Single by Soul Generation

from the album Beyond Body and Soul
- B-side: "Mandingo Woman"
- Released: April 1972
- Studio: A & R Recording Studios
- Genre: R&B, Soul
- Length: 2:58
- Label: Ebony Sounds Records
- Songwriter(s): Paul Kyser
- Producer(s): Paul Kyser, Harvey Posner

Soul Generation singles chronology
|  | "Body and Soul (That's the Way It's Got to Be)" (1972) | "Million Dollars" (1973) |

= Body and Soul (That's the Way It's Got to Be) =

1972 song by Soul Generation

"Body and Soul (That's the Way It's Got to Be)" is the debut single by the American Soul/R&B vocal group, Soul Generation.
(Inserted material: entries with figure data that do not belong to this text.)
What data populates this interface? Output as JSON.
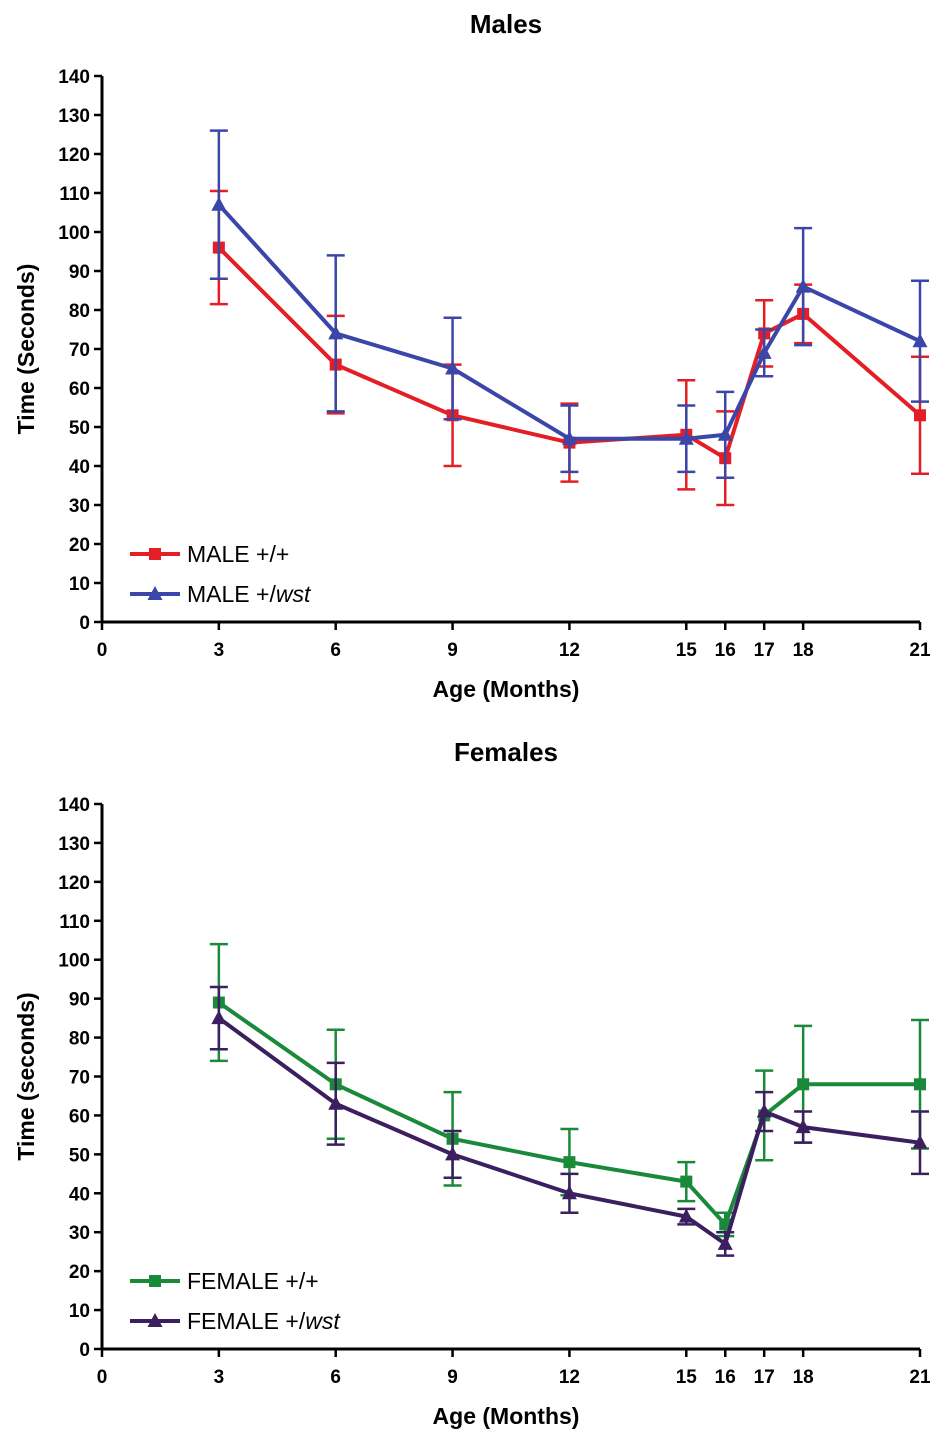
{
  "chart_data": [
    {
      "type": "line",
      "title": "Males",
      "xlabel": "Age (Months)",
      "ylabel": "Time (Seconds)",
      "xlim": [
        0,
        21
      ],
      "ylim": [
        0,
        140
      ],
      "xticks": [
        0,
        3,
        6,
        9,
        12,
        15,
        16,
        17,
        18,
        21
      ],
      "yticks": [
        0,
        10,
        20,
        30,
        40,
        50,
        60,
        70,
        80,
        90,
        100,
        110,
        120,
        130,
        140
      ],
      "legend_position": "bottom-left",
      "x": [
        3,
        6,
        9,
        12,
        15,
        16,
        17,
        18,
        21
      ],
      "series": [
        {
          "name": "MALE +/+",
          "name_parts": [
            "MALE +/+"
          ],
          "marker": "square",
          "color": "#e31e24",
          "values": [
            96,
            66,
            53,
            46,
            48,
            42,
            74,
            79,
            53
          ],
          "errors": [
            14.5,
            12.5,
            13,
            10,
            14,
            12,
            8.5,
            7.5,
            15
          ]
        },
        {
          "name": "MALE +/wst",
          "name_parts": [
            "MALE +/",
            "wst"
          ],
          "marker": "triangle",
          "color": "#3a46a8",
          "values": [
            107,
            74,
            65,
            47,
            47,
            48,
            69,
            86,
            72
          ],
          "errors": [
            19,
            20,
            13,
            8.5,
            8.5,
            11,
            6,
            15,
            15.5
          ]
        }
      ]
    },
    {
      "type": "line",
      "title": "Females",
      "xlabel": "Age (Months)",
      "ylabel": "Time (seconds)",
      "xlim": [
        0,
        21
      ],
      "ylim": [
        0,
        140
      ],
      "xticks": [
        0,
        3,
        6,
        9,
        12,
        15,
        16,
        17,
        18,
        21
      ],
      "yticks": [
        0,
        10,
        20,
        30,
        40,
        50,
        60,
        70,
        80,
        90,
        100,
        110,
        120,
        130,
        140
      ],
      "legend_position": "bottom-left",
      "x": [
        3,
        6,
        9,
        12,
        15,
        16,
        17,
        18,
        21
      ],
      "series": [
        {
          "name": "FEMALE +/+",
          "name_parts": [
            "FEMALE +/+"
          ],
          "marker": "square",
          "color": "#1a8a3a",
          "values": [
            89,
            68,
            54,
            48,
            43,
            32,
            60,
            68,
            68
          ],
          "errors": [
            15,
            14,
            12,
            8.5,
            5,
            3,
            11.5,
            15,
            16.5
          ]
        },
        {
          "name": "FEMALE +/wst",
          "name_parts": [
            "FEMALE +/",
            "wst"
          ],
          "marker": "triangle",
          "color": "#3b1f5e",
          "values": [
            85,
            63,
            50,
            40,
            34,
            27,
            61,
            57,
            53
          ],
          "errors": [
            8,
            10.5,
            6,
            5,
            2,
            3,
            5,
            4,
            8
          ]
        }
      ]
    }
  ]
}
The song was written by producer Paul Kyser and released in April 1972.

==Background==
Soul Generation recorded the single at A & R Recording Studios in New York, and it was produced by Paul Kyser and Harvey Posner arranged by producer, Stan Vincent. The single became a Top 40 hit spending 11 weeks on Billboards R&B/Soul Chart and peaking at #27 in May 1972. The single was released on Ebony Sound Records and distributed by Hilary Records, Inc. The B-side, "Mandingo Woman" was written by, Irwin Levine, L. Russell Brown.

==Personnel==
Cliff Perkins, Earl Davenport, Jeffrey Burgess, and Herman Hammonds.